Thoreau was not the first person to observe this dichotomy between life and not-life.  Buddhists have long said that most people live in samsara.  This is sometimes called the state of "delusion," or "restlessness."  It's what the Buddha was pointing to when he said that "life is suffering."  Yet Buddhism also teaches that there is a way to be free from samsara, to live in nirvana, which is to say, to really and truly live.  Life and not-life.

Christians talk about being "dead in sin" and "alive in the spirit (or "in Christ")."  It's the same distinction -- life and not life.  Nearly every one of the world's great religions, and most schools of psychology, agree on this point.   Regardless of the words used, though, the idea is the same -- there's a way of living our lives in such a way that we are really, truly, fully alive, and there's a way of living in which we're not.  And most of us, most of the time, are living in that second way.  In the book of Deuteronomy (30:19) God is remembered as having said, "I have set before you life and death ... choose life."

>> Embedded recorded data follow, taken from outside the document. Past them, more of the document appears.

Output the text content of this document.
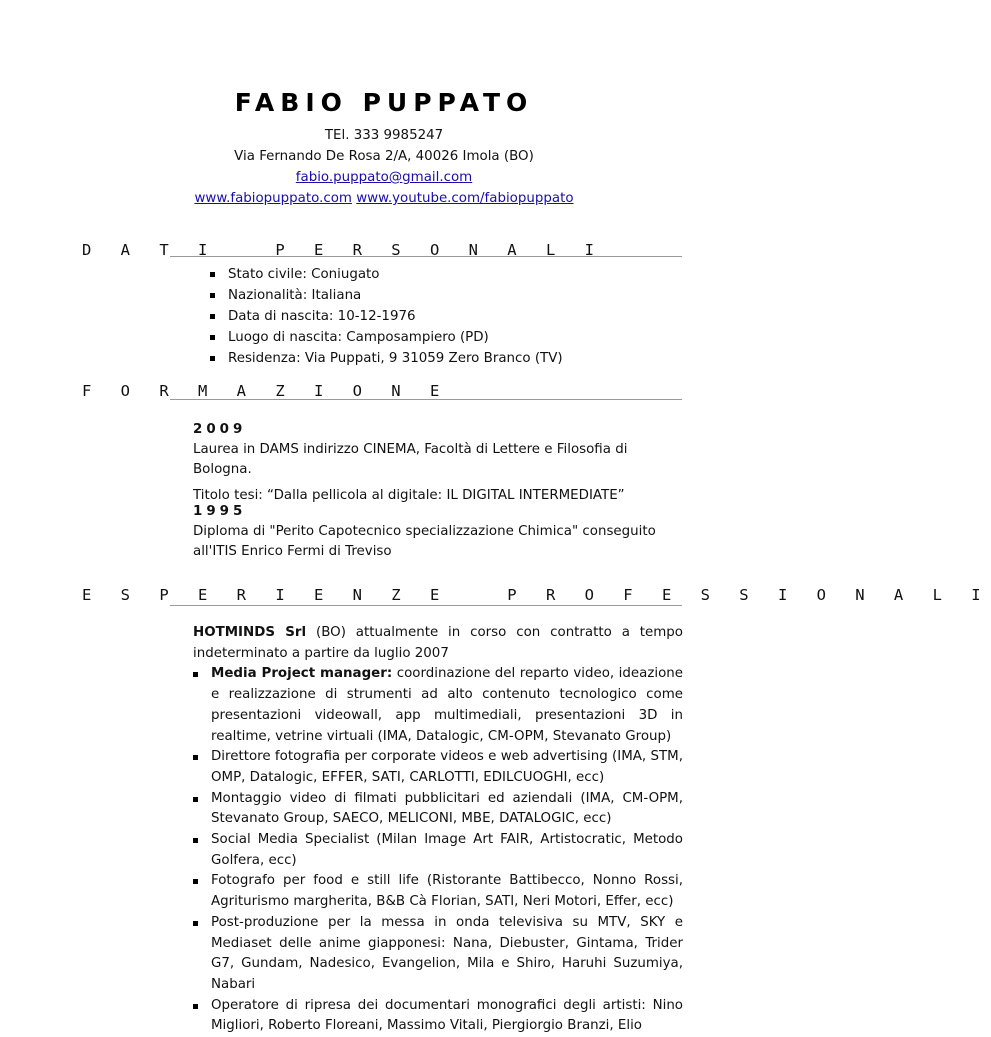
FABIO PUPPATO

TEl. 333 9985247

Via Fernando De Rosa 2/A, 40026 Imola (BO)

fabio.puppato@gmail.com

www.fabiopuppato.com www.youtube.com/fabiopuppato

D A T I   P E R S O N A L I
Stato civile: Coniugato
Nazionalità: Italiana
Data di nascita: 10-12-1976
Luogo di nascita: Camposampiero (PD)
Residenza: Via Puppati, 9 31059 Zero Branco (TV)
F O R M A Z I O N E
2009
Laurea in DAMS indirizzo CINEMA, Facoltà di Lettere e Filosofia di Bologna.
Titolo tesi: “Dalla pellicola al digitale: IL DIGITAL INTERMEDIATE”
1995
Diploma di "Perito Capotecnico specializzazione Chimica" conseguito all'ITIS Enrico Fermi di Treviso
E S P E R I E N Z E   P R O F E S S I O N A L I
HOTMINDS Srl (BO) attualmente in corso con contratto a tempo indeterminato a partire da luglio 2007
Media Project manager: coordinazione del reparto video, ideazione e realizzazione di strumenti ad alto contenuto tecnologico come presentazioni videowall, app multimediali, presentazioni 3D in realtime, vetrine virtuali (IMA, Datalogic, CM-OPM, Stevanato Group)
Direttore fotografia per corporate videos e web advertising (IMA, STM, OMP, Datalogic, EFFER, SATI, CARLOTTI, EDILCUOGHI, ecc)
Montaggio video di filmati pubblicitari ed aziendali (IMA, CM-OPM, Stevanato Group, SAECO, MELICONI, MBE, DATALOGIC, ecc)
Social Media Specialist (Milan Image Art FAIR, Artistocratic, Metodo Golfera, ecc)
Fotografo per food e still life (Ristorante Battibecco, Nonno Rossi, Agriturismo margherita, B&B Cà Florian, SATI, Neri Motori, Effer, ecc)
Post-produzione per la messa in onda televisiva su MTV, SKY e Mediaset delle anime giapponesi: Nana, Diebuster, Gintama, Trider G7, Gundam, Nadesico, Evangelion, Mila e Shiro, Haruhi Suzumiya, Nabari
Operatore di ripresa dei documentari monografici degli artisti: Nino Migliori, Roberto Floreani, Massimo Vitali, Piergiorgio Branzi, Elio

Which brings me back to "spirituality."  As I understand it, "spirituality" has to do with learning how to live in that real, fully engaged, awake, mindful, rich, deep, marrow-sucking way.  You can certainly use traditional religious language if you wish, but there's really no need to.  Spirituality is about living life and not not-life.


Pax tecum,

RevWik


Monday, March 12, 2018

Welcome!

A friend and colleague, the Rev. Kathleen McTigue, wrote words for New Year's Day that are certainly apropos for the New Year's Day on the calendar yet, really, for any day when we find ourselves at some new beginning:
The first of January is another day dawning, the sun rising as the sun always rises, the earth moving in its rhythms, with or without a certain as the day of new beginning, separating the old from the new.  So it is:  everything is the same, bound into its history as we ourselves are bound. 
Yet we also stand at a threshold, the new year something truly new, still unformed, leaving a stunning power in our hands: 
What shall we do with this great gift of Time, this year? 
Let us begin by remembering that whatever justice, whatever peace and wholeness might bloom in our world this year, we are the hearts and minds, the hands and feet, the embodiment of all the best visions of our people.  
The year can be new ground for the seeds of our dreams.  Let us take the step forward, together, onto new ground, planting our dreams well, faithfully, and in joy.
"What shall we do with this great gift of Time, this year?"  I love that question, and I've actually come to think of it as two questions.  The first is asking us what we're going to do with the gift of Time that is the year to come.  The other asks what we plan to do with the gift of time this year.  Both are very important questions, and the somewhat subtle distinction between them seems like fertile ground to explore.

One of the things I'm doing with the gift of Time at what feels like a new beginning for me is (re)launching Pathways of Spirit, an at-a-distance Spiritual Direction practice.  In coming posts I'll say more about what I think "spiritual direction" is (and is not), what "spirituality" is, and why we'd have to "practice" any of this.  For now, in this first post, let me just say that these questions of what we are going to do with the gift of this coming year's worth of time, and what we're planning on doing with the gift of time this year, are just the kinds of questions we might explore together.

That brings me to another line from Kathleen's piece that stands out for me:  "Let us take the step forward, together."  While it is true that no one can walk the path of our lives for us -- only you or I can walk our particular path -- it is also true that we can walk with one another, walk near enough to one another that we can offer each other companionship.  The Spirit, however you may understand that term, travels many pathways.  I offer my companionship as you find yours.